Room: 5-314

Speaker Name:
Georgios (Yorgos) Deskos

Affiliation:
Senior Offshore Wind Engineer,
National Renewable Energy Laboratory

Abstract:
Offshore wind in the South Atlantic, Gulf of Mexico, and Hawaii has a combined resource capacity of more than 1,000 GW; however, exposure to major hurricanes (Category 3 and above) may limit deployment opportunities. To overcome these challenges, more advanced design methods are needed. Hurricane-prone regions may require adaptations of current turbine designs to achieve the same structural reliability as turbines in other regions, however reliable physics-driven guidance is lacking.
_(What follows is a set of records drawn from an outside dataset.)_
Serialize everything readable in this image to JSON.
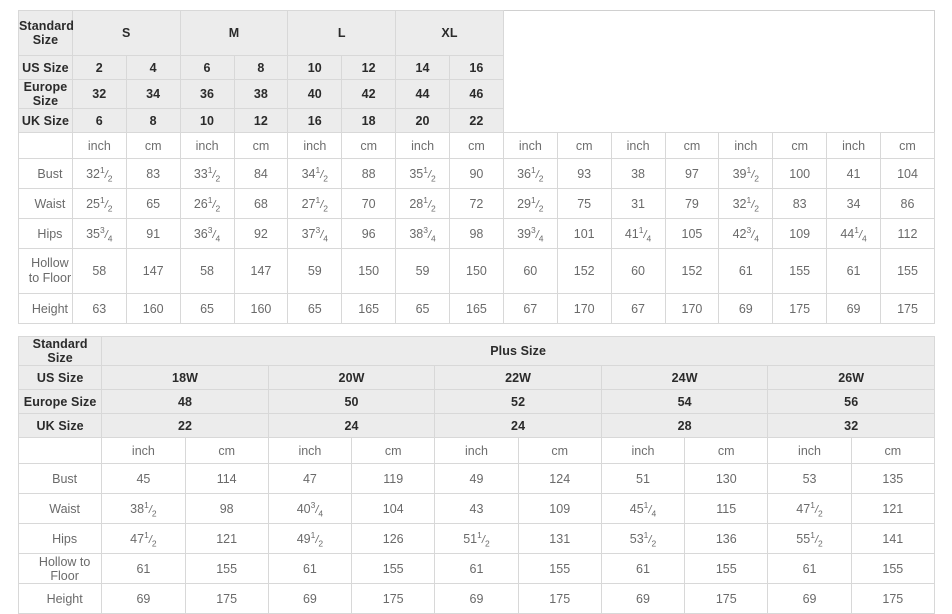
{
  "standard_table": {
    "corner_label": "Standard Size",
    "size_groups": [
      {
        "label": "S",
        "span": 2
      },
      {
        "label": "M",
        "span": 2
      },
      {
        "label": "L",
        "span": 2
      },
      {
        "label": "XL",
        "span": 2
      }
    ],
    "rows": [
      {
        "label": "US Size",
        "values": [
          "2",
          "4",
          "6",
          "8",
          "10",
          "12",
          "14",
          "16"
        ]
      },
      {
        "label": "Europe Size",
        "values": [
          "32",
          "34",
          "36",
          "38",
          "40",
          "42",
          "44",
          "46"
        ]
      },
      {
        "label": "UK Size",
        "values": [
          "6",
          "8",
          "10",
          "12",
          "16",
          "18",
          "20",
          "22"
        ]
      }
    ],
    "unit_row": {
      "label": "",
      "units": [
        "inch",
        "cm",
        "inch",
        "cm",
        "inch",
        "cm",
        "inch",
        "cm",
        "inch",
        "cm",
        "inch",
        "cm",
        "inch",
        "cm",
        "inch",
        "cm"
      ]
    },
    "measurements": [
      {
        "label": "Bust",
        "cells": [
          {
            "whole": "32",
            "num": "1",
            "den": "2"
          },
          {
            "whole": "83"
          },
          {
            "whole": "33",
            "num": "1",
            "den": "2"
          },
          {
            "whole": "84"
          },
          {
            "whole": "34",
            "num": "1",
            "den": "2"
          },
          {
            "whole": "88"
          },
          {
            "whole": "35",
            "num": "1",
            "den": "2"
          },
          {
            "whole": "90"
          },
          {
            "whole": "36",
            "num": "1",
            "den": "2"
          },
          {
            "whole": "93"
          },
          {
            "whole": "38"
          },
          {
            "whole": "97"
          },
          {
            "whole": "39",
            "num": "1",
            "den": "2"
          },
          {
            "whole": "100"
          },
          {
            "whole": "41"
          },
          {
            "whole": "104"
          }
        ]
      },
      {
        "label": "Waist",
        "cells": [
          {
            "whole": "25",
            "num": "1",
            "den": "2"
          },
          {
            "whole": "65"
          },
          {
            "whole": "26",
            "num": "1",
            "den": "2"
          },
          {
            "whole": "68"
          },
          {
            "whole": "27",
            "num": "1",
            "den": "2"
          },
          {
            "whole": "70"
          },
          {
            "whole": "28",
            "num": "1",
            "den": "2"
          },
          {
            "whole": "72"
          },
          {
            "whole": "29",
            "num": "1",
            "den": "2"
          },
          {
            "whole": "75"
          },
          {
            "whole": "31"
          },
          {
            "whole": "79"
          },
          {
            "whole": "32",
            "num": "1",
            "den": "2"
          },
          {
            "whole": "83"
          },
          {
            "whole": "34"
          },
          {
            "whole": "86"
          }
        ]
      },
      {
        "label": "Hips",
        "cells": [
          {
            "whole": "35",
            "num": "3",
            "den": "4"
          },
          {
            "whole": "91"
          },
          {
            "whole": "36",
            "num": "3",
            "den": "4"
          },
          {
            "whole": "92"
          },
          {
            "whole": "37",
            "num": "3",
            "den": "4"
          },
          {
            "whole": "96"
          },
          {
            "whole": "38",
            "num": "3",
            "den": "4"
          },
          {
            "whole": "98"
          },
          {
            "whole": "39",
            "num": "3",
            "den": "4"
          },
          {
            "whole": "101"
          },
          {
            "whole": "41",
            "num": "1",
            "den": "4"
          },
          {
            "whole": "105"
          },
          {
            "whole": "42",
            "num": "3",
            "den": "4"
          },
          {
            "whole": "109"
          },
          {
            "whole": "44",
            "num": "1",
            "den": "4"
          },
          {
            "whole": "112"
          }
        ]
      },
      {
        "label": "Hollow to Floor",
        "two_line": true,
        "cells": [
          {
            "whole": "58"
          },
          {
            "whole": "147"
          },
          {
            "whole": "58"
          },
          {
            "whole": "147"
          },
          {
            "whole": "59"
          },
          {
            "whole": "150"
          },
          {
            "whole": "59"
          },
          {
            "whole": "150"
          },
          {
            "whole": "60"
          },
          {
            "whole": "152"
          },
          {
            "whole": "60"
          },
          {
            "whole": "152"
          },
          {
            "whole": "61"
          },
          {
            "whole": "155"
          },
          {
            "whole": "61"
          },
          {
            "whole": "155"
          }
        ]
      },
      {
        "label": "Height",
        "cells": [
          {
            "whole": "63"
          },
          {
            "whole": "160"
          },
          {
            "whole": "65"
          },
          {
            "whole": "160"
          },
          {
            "whole": "65"
          },
          {
            "whole": "165"
          },
          {
            "whole": "65"
          },
          {
            "whole": "165"
          },
          {
            "whole": "67"
          },
          {
            "whole": "170"
          },
          {
            "whole": "67"
          },
          {
            "whole": "170"
          },
          {
            "whole": "69"
          },
          {
            "whole": "175"
          },
          {
            "whole": "69"
          },
          {
            "whole": "175"
          }
        ]
      }
    ]
  },
  "plus_table": {
    "corner_label": "Standard Size",
    "group_label": "Plus Size",
    "rows": [
      {
        "label": "US Size",
        "values": [
          "18W",
          "20W",
          "22W",
          "24W",
          "26W"
        ]
      },
      {
        "label": "Europe Size",
        "values": [
          "48",
          "50",
          "52",
          "54",
          "56"
        ]
      },
      {
        "label": "UK Size",
        "values": [
          "22",
          "24",
          "24",
          "28",
          "32"
        ]
      }
    ],
    "unit_row": {
      "label": "",
      "units": [
        "inch",
        "cm",
        "inch",
        "cm",
        "inch",
        "cm",
        "inch",
        "cm",
        "inch",
        "cm"
      ]
    },
    "measurements": [
      {
        "label": "Bust",
        "cells": [
          {
            "whole": "45"
          },
          {
            "whole": "114"
          },
          {
            "whole": "47"
          },
          {
            "whole": "119"
          },
          {
            "whole": "49"
          },
          {
            "whole": "124"
          },
          {
            "whole": "51"
          },
          {
            "whole": "130"
          },
          {
            "whole": "53"
          },
          {
            "whole": "135"
          }
        ]
      },
      {
        "label": "Waist",
        "cells": [
          {
            "whole": "38",
            "num": "1",
            "den": "2"
          },
          {
            "whole": "98"
          },
          {
            "whole": "40",
            "num": "3",
            "den": "4"
          },
          {
            "whole": "104"
          },
          {
            "whole": "43"
          },
          {
            "whole": "109"
          },
          {
            "whole": "45",
            "num": "1",
            "den": "4"
          },
          {
            "whole": "115"
          },
          {
            "whole": "47",
            "num": "1",
            "den": "2"
          },
          {
            "whole": "121"
          }
        ]
      },
      {
        "label": "Hips",
        "cells": [
          {
            "whole": "47",
            "num": "1",
            "den": "2"
          },
          {
            "whole": "121"
          },
          {
            "whole": "49",
            "num": "1",
            "den": "2"
          },
          {
            "whole": "126"
          },
          {
            "whole": "51",
            "num": "1",
            "den": "2"
          },
          {
            "whole": "131"
          },
          {
            "whole": "53",
            "num": "1",
            "den": "2"
          },
          {
            "whole": "136"
          },
          {
            "whole": "55",
            "num": "1",
            "den": "2"
          },
          {
            "whole": "141"
          }
        ]
      },
      {
        "label": "Hollow to Floor",
        "cells": [
          {
            "whole": "61"
          },
          {
            "whole": "155"
          },
          {
            "whole": "61"
          },
          {
            "whole": "155"
          },
          {
            "whole": "61"
          },
          {
            "whole": "155"
          },
          {
            "whole": "61"
          },
          {
            "whole": "155"
          },
          {
            "whole": "61"
          },
          {
            "whole": "155"
          }
        ]
      },
      {
        "label": "Height",
        "cells": [
          {
            "whole": "69"
          },
          {
            "whole": "175"
          },
          {
            "whole": "69"
          },
          {
            "whole": "175"
          },
          {
            "whole": "69"
          },
          {
            "whole": "175"
          },
          {
            "whole": "69"
          },
          {
            "whole": "175"
          },
          {
            "whole": "69"
          },
          {
            "whole": "175"
          }
        ]
      }
    ]
  },
  "colors": {
    "header_bg": "#ececec",
    "header_text": "#2b2b2b",
    "body_text": "#6a6a6a",
    "border": "#d8d8d8",
    "page_bg": "#ffffff"
  }
}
The current design approach is based on wind turbine standards established by the International Electrotechnical Commission (IEC). For aerodynamic load analysis, a “tropical” Class T turbine has been defined which assumes that only the reference 10-minute average wind speed, VRef,T, needs to be adjusted from 50 m/s to 57 m/s. Similarly, a subset of metocean conditions related to the wave, and combined wave/current design loads were recently added to the standards including a robustness check that requires using a 500-year return period instead of the conventional 50-year period. While elevating reference values may require turbine designers to ultimately strengthen blades, towers, and other components, it may overlook the nuanced dynamics of hurricane events and the possibility that other damaging design load cases might exist in the form of extreme microscale vorticity, large wind veer and shear levels, rapid wind direction changes and strong wind updrafts, bimodal seas, as well as strong wind/wave misalignment. In this seminar, I will present a holistic, multi-scale/multi-physics approach to model the extreme wind and wave fields during the passage of tropical cyclones and discuss how the generated data can help enhance our understanding of the design load cases, upgrade wind turbine design best practices, and ultimately help improving formulations within design standards.

Biography:
Georgios is a Senior Offshore Wind Engineer at the National Renewable Energy Laboratory (NREL) focusing on high-fidelity, multi-physics modeling of offshore wind energy systems including the impact of atmospheric turbulence, wind-wave interaction, and extreme events such as tropical cyclones on offshore wind turbines. His research focuses on understanding risks associated with offshore wind energy systems as well as improving wind turbine/farm designs to help unlock the offshore wind energy potential at a global scale. Georgios holds a PhD in Earth Science and Engineering from Imperial College London as well as an MSc and Meng in Civil Engineering from Virginia Tech and the National Technical University of Athens, respectively.